I am pleased to be able to host a new explanation for the Setti strategy written by Petra from Germany. It is far better written than anything I've come up with so I am replacing my text with this excellent document. Setti is named for the user who first suggested the idea on this website the Weekly Extreme no 25, on 15th of December 2010.

The rule makes use of the observation that, regardless of compartments, every digit appears in exactly the same number of rows and columns. This is due to the Str8ts rule that says numbers must be unique to each row and column. For example, if 8 appears in four columns, then it must appear in exactly four rows as well.

## Comments

## ... by: hone

I have two remarks.

1. Example 6 (#246) is actually solvable with an easy oddness consideration, where only odd-length compartments need to be examined:

The six horizontal ones are all fixed and yield a surplus of two odd numbers.

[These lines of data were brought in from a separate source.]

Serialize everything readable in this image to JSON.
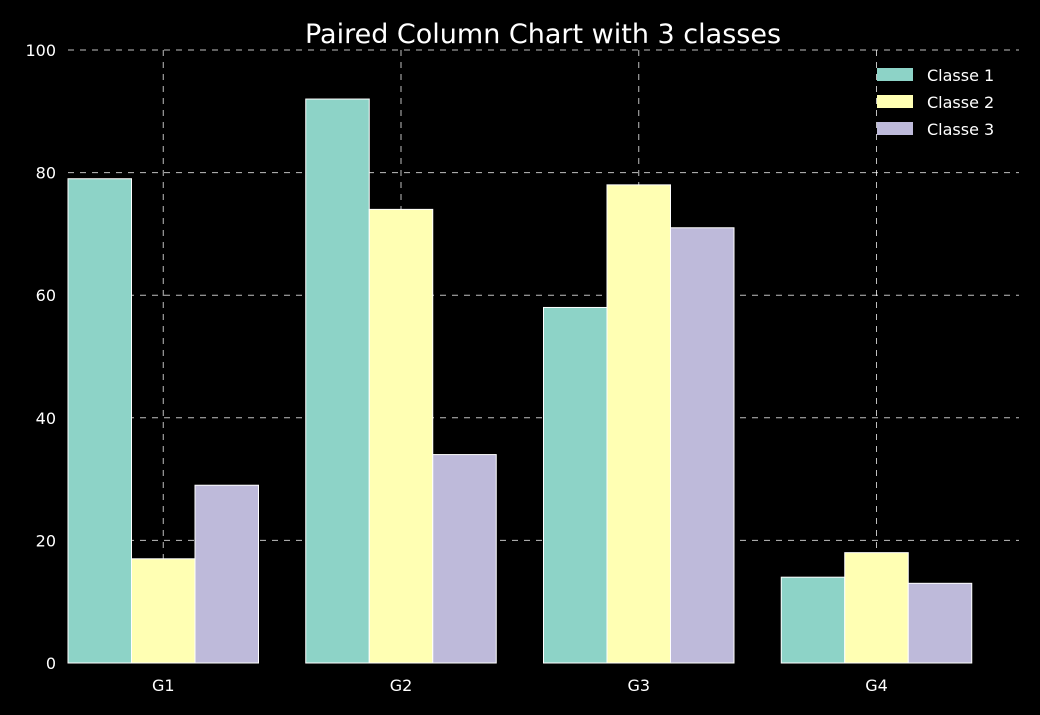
{
  "chart_data": {
    "type": "bar",
    "title": "Paired Column Chart with 3 classes",
    "xlabel": "",
    "ylabel": "",
    "categories": [
      "G1",
      "G2",
      "G3",
      "G4"
    ],
    "series": [
      {
        "name": "Classe 1",
        "values": [
          79,
          92,
          58,
          14
        ],
        "color": "#8dd3c7"
      },
      {
        "name": "Classe 2",
        "values": [
          17,
          74,
          78,
          18
        ],
        "color": "#ffffb3"
      },
      {
        "name": "Classe 3",
        "values": [
          29,
          34,
          71,
          13
        ],
        "color": "#bebada"
      }
    ],
    "ylim": [
      0,
      100
    ],
    "yticks": [
      "0",
      "20",
      "40",
      "60",
      "80",
      "100"
    ],
    "grid": true,
    "legend_position": "top-right",
    "background": "#000000",
    "text_color": "#ffffff",
    "bar_edge_color": "#ffffff"
  }
}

Out of the 4 vertical ones A4..J4 and B9..D9 are fixed with a neutral result. So the remaining two (A5..C5 and G7..J7) need to be odd to match the horizontal surplus.

Those conditions are very rare. But the oddness can be regarded as a standard distributional tool like settis and wings. There are no street interactions ("look around the corner") involved, which is the case in the first example (#247).

2. The point of view that black cell clues count towards settis is a bit risky (at leasr my solver would mess up). IMHO it is not forbidden to have such a clue more than once in a line. In example 2 there could be the digit 1 also in E9 in addition to E5.

Thank you for your feedback.

I've only had time to consider point 2 so far: You're right: I didn't think of the (evil!) possibility of a puzzle creator adding the same white-on-black-clue twice in a row or column. In that case counting the clues towards settis would only work if they were counted two/three/... times in rows/cols where they appear two/three/... times. Counting them as missing would work correctly.

However: In a BCA analysis both ways wouldn't work correctly, though one could repair the method "counting white-on-black-digits as missing" by counting them two/three/... times in rows/cols where they appear two/three/... times. (Writing two/three/... times the digit in red behind the row/col.)

Hm, I shall think about what to do with that. Maybe a footnote warning user's of the danger of evil puzzle creators might do the trick :-)

First of all: All examples in my tutorial are of course chosen to demonstrate something. The solutions are not about solving the puzzle the quickest way but to explain a certain strategy.

Second: I wouldn't agree that the described oddness consideration is easier or quicker than a combined setti on the even numbers, actually for me the opposite is true. I would always start with a BCA in order to get an overview about missing digits, before even thinking of doing an oddness argument. And having done the BCA the combined setti leaps to the eye and is counted much quicker than the oddness argument - but that's of course a subjective choice.

Plus I cannot really see the advantage of using an oddness argument. As I see it: If the oddness argument works a combined setti on even or odd numbers will work as well, not vice versa.

But I will modify my note that a combined setti on even/odd numbers is called an oddness argument, because I didn't know that for the latter you just look at the odd compartments and do not count the missing odd or even digits but the differences between them.